A plastic bomb placed below the car blew a 2-foot hole under the driver’s seat and was shaped to concentrate its blast upwards. A U.S. court ruled in 1980 that the Chilean government was responsible for the killing; the U.S. government even sent Pinochet’s government a $12 million bill for the crime. A number of senior Chilean officials including Manuel Contreras, commander of the powerful DINA secret police, were charged with the crime. In 1987, a former DINA official confessed to having helped orchestrate the bombing. A Cuban exile recruited by DINA confessed in 1991 to having planted the bomb.
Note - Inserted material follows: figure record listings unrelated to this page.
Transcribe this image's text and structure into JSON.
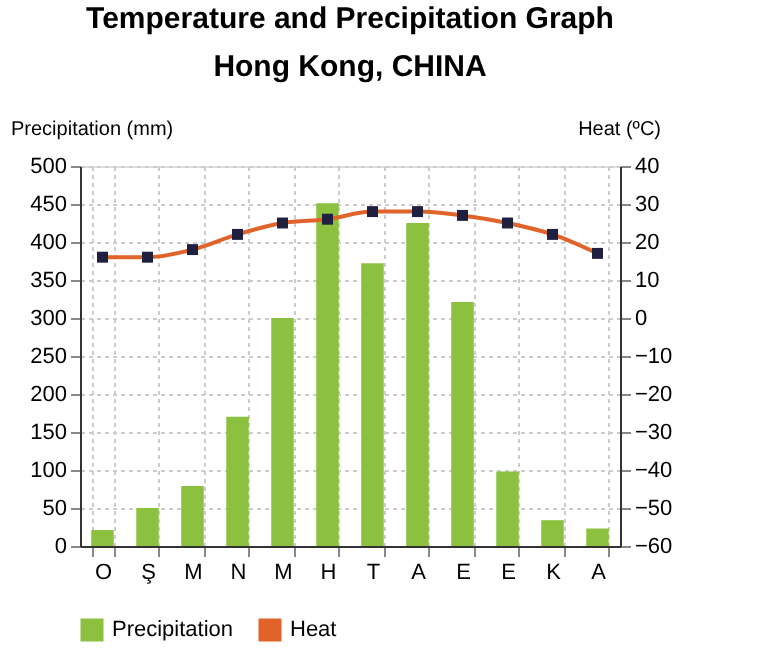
{
  "chart_data": {
    "type": "bar",
    "title": [
      "Temperature and Precipitation Graph",
      "Hong Kong, CHINA"
    ],
    "categories": [
      "O",
      "Ş",
      "M",
      "N",
      "M",
      "H",
      "T",
      "A",
      "E",
      "E",
      "K",
      "A"
    ],
    "series": [
      {
        "name": "Precipitation",
        "color": "#8cc13f",
        "values": [
          21,
          50,
          79,
          170,
          300,
          451,
          372,
          425,
          321,
          98,
          34,
          23
        ]
      },
      {
        "name": "Heat",
        "type": "line",
        "axis": "y2",
        "color": "#e0632a",
        "marker": "square",
        "values": [
          16,
          16,
          18,
          22,
          25,
          26,
          28,
          28,
          27,
          25,
          22,
          17
        ]
      }
    ],
    "ylabel": "Precipitation (mm)",
    "y2label": "Heat (ºC)",
    "ylim": [
      0,
      500
    ],
    "yticks": [
      0,
      50,
      100,
      150,
      200,
      250,
      300,
      350,
      400,
      450,
      500
    ],
    "y2lim": [
      -60,
      40
    ],
    "y2ticks": [
      -60,
      -50,
      -40,
      -30,
      -20,
      -10,
      0,
      10,
      20,
      30,
      40
    ],
    "grid": true,
    "legend": "bottom"
  }
}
Contreras was eventually charged in Chile in 1995 and is currently in jail.
Recently revealed documents have reignited controversy over the case: U.S. diplomats had knowledge that the Chilean government was planning an assassination campaign against its enemies in the months leading up to Letelier’s death but did not bring it up with Chilean authorities for fear of insulting Pinochet.
By: Soviet Union
The act: Exiled Russian revolutionary Leon Trotsky, who had been deported from the Soviet Union in 1929 and settled in Mexico a few years later, had known for years that he had been condemned to death by his archenemy, Joseph Stalin, and that the Soviet secret police, the GPU, was attempting to infiltrate his inner circle. All the same, Trotsky seemed to let his guard down by befriending a young Spanish communist, Ramón Mercader. In reality, Mercader was a Soviet agent operated by his mother — a prominent Spanish communist — and her lover, a high-ranking GPU agent.
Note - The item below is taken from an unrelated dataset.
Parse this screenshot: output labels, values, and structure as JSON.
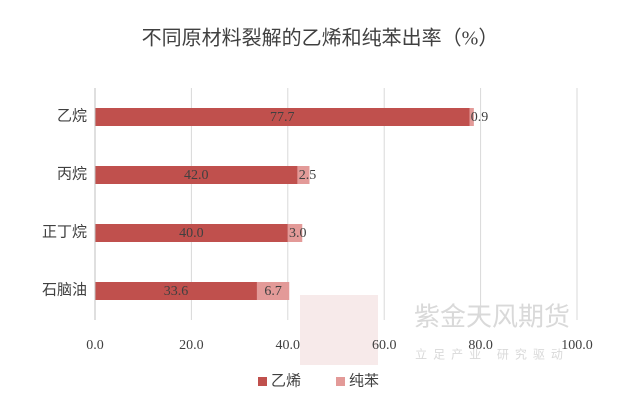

After several months of regularly visiting the Trotsky household, Mercader murdered his mentor with an ice pick to the back of the head on Aug. 21, 1940. The dying revolutionary survived for several hours. His supposed last words were: “Please say to my friends I am sure of the victory of the Fourth International. Go forward!” Mercader maintained during his trial that he had acted alone and killed Trotsky out of jealousy because he believed his fiancé was having an affair with the aging communist.
Mercader served 20 years in a Mexican jail for the murder and was then secretly flown to the Soviet Union where he was awarded the Order of Lenin. He worked as an advisor to the Cuban government during the 1970s and died in Havana in 1978. The Soviet Union’s involvement in Trotsky’s death was long assumed in the West but wasn’t revealed to the Russian public until 1989.